Steam Rankine cycles are made more efficient by using waste heat to increase the temperature of the steam in the boiler and hence increase the Carnot efficiency. This is commonly termed as reheat technology and most turbines used in CSP applications are reheat steam turbines.

The power cycle model in SAM for parabolic trough plants is a Rankine cycle model. It uses inputs to characterise the power plant’s capacity, cycle conversion efficiency, control philosophy and cooling system. It allows for different modes of fossil fuel backup including minimum backup level or supplemental operation. Start up and standby times can also be defined.

2.2.5.2 Organic rankine cycle

In the Organic Rankine Cycle (ORC) an organic chemical is heated to form a gas which drives a turbine. Using refrigerants (e.g. freon, butane, ammonia) which boil at extremely low temperatures of typically 66°C, generating significant pressures, the ORC can occur at much lower temperatures than the steam Rankine cycle. In an ORC an evaporator replaces the boiler and condenser only requires ambient air to cool the gas leaving the turbine into a liquid.

Prabhu (2006) performed a study on the Solar Trough Organic Rankine Cycle Electricity System (STORES) concept and found that even though the steam Rankine cycle has thermal efficiencies of between fifteen and twenty-five percent higher than the ORC; the ORC has other benefits that make it a viable alternative in 1 MW to 10 MW plant sizes. It is more efficient when the ambient temperature is low (this matches the load profile of South African communities which consume more electricity during winter months) and can be operated with minimally skilled operators and maintenance crew which makes it potentially attractive for Upington.
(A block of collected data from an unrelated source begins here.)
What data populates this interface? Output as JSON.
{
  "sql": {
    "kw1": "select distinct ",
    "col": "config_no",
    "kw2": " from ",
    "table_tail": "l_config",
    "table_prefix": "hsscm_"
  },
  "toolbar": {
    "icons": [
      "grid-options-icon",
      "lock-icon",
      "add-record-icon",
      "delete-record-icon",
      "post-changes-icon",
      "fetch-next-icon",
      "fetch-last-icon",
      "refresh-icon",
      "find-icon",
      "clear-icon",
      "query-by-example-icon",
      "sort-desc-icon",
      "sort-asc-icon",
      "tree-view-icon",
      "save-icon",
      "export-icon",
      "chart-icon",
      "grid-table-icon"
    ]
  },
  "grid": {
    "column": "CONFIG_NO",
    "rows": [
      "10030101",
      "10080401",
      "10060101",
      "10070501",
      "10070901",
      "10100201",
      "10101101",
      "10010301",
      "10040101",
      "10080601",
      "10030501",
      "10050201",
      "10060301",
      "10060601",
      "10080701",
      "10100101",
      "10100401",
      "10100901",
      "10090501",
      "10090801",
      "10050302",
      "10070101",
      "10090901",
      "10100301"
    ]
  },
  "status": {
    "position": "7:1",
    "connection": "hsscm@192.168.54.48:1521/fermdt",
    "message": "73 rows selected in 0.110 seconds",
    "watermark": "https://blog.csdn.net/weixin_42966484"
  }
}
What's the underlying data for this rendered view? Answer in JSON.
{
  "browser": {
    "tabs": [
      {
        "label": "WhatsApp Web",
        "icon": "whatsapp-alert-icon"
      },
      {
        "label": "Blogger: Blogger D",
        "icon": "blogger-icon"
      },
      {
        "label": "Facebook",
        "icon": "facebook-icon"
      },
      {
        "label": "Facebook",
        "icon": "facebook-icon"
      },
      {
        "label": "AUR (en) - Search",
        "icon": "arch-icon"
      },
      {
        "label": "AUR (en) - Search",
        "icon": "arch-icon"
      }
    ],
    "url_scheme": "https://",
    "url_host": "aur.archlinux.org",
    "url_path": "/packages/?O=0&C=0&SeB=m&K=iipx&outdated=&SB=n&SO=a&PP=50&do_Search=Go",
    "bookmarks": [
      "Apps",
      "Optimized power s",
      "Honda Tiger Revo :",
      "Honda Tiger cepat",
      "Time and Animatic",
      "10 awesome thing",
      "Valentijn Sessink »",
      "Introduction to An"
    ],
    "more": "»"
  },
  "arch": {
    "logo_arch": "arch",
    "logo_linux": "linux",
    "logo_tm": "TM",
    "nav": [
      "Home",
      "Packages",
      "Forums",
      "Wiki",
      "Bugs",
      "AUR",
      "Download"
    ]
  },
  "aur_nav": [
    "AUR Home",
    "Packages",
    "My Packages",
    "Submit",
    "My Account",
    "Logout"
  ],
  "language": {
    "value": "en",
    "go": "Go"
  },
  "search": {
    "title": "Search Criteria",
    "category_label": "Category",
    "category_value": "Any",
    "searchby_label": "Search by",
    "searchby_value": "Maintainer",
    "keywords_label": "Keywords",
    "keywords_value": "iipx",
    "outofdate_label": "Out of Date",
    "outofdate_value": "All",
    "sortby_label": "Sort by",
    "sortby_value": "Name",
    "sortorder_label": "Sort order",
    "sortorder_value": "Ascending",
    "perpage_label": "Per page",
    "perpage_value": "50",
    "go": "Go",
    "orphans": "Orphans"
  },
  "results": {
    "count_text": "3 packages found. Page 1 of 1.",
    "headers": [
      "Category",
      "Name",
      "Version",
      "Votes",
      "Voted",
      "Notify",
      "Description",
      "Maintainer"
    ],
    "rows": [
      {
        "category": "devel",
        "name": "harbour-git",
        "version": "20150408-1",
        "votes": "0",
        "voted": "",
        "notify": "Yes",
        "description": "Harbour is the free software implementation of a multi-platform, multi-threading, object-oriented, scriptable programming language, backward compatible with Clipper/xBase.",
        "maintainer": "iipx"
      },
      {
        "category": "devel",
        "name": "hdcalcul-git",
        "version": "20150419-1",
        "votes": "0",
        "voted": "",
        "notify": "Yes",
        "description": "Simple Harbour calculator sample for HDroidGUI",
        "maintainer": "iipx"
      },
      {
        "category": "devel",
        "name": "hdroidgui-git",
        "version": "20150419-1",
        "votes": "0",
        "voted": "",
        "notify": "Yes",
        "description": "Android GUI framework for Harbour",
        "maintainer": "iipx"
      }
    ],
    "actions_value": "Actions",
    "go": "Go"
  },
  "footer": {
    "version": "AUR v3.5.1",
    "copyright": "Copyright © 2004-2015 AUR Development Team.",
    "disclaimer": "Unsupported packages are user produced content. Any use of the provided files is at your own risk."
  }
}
In order to enhance the efficiency of ORC turbines, two ORCs are cascaded with the first higher temperature ORC loop utilising a refrigerant with a higher boiling point and the second lower temperature ORC loop using waste heat from the first loop to evaporate a second refrigerant with a lower boiling point.

Two methods normally used to increase the thermal efficiency of a cascaded ORC are recuperation and selecting an HTF that can operate at a higher temperature. Using the temperature of the gas exiting the turbine’s exhaust to preheat the chemical fluid before it is vapourised is termed recuperation. By allowing the HTF temperature to be as high as possible, and hence increasing the temperature at which the ORC occurs, a higher thermal efficiency can be attained.

Prabhu, (2006) states that “the recuperated cascade cycle is the most thermally efficient”

ORC. But he also admits that even the efficient ORC systems “are less efficient than extraction steam cycles”. They still pose a promising alternative for the Upington area.

2.2.5.3 Combined cycle

Integrating a CSP plant with a conventional coal-fired steam or gas-fired power plant can be an efficient way to combine the base-load reliability of conventional boilers or gas-turbines with the midday peak-load tracking characteristic of a CSP plant provided it has been started up in the morning and is past its thermal inertia.

The steam turbine of a coal fired power plant may be oversized to provide either a gas- or solar-powered supplement to the boiler’s capacity and hence run the main turbine at full capacity. During the day and early night the turbine could be supplemented with solar power and stored solar energy respectively. During the later hours of the night the electricity demand may reduce to a level where the turbine need only run at the capacity of the boiler until the next morning. If a morning peak in demand is required before sunrise, the gas turbine could augment the steam supply to the main turbine.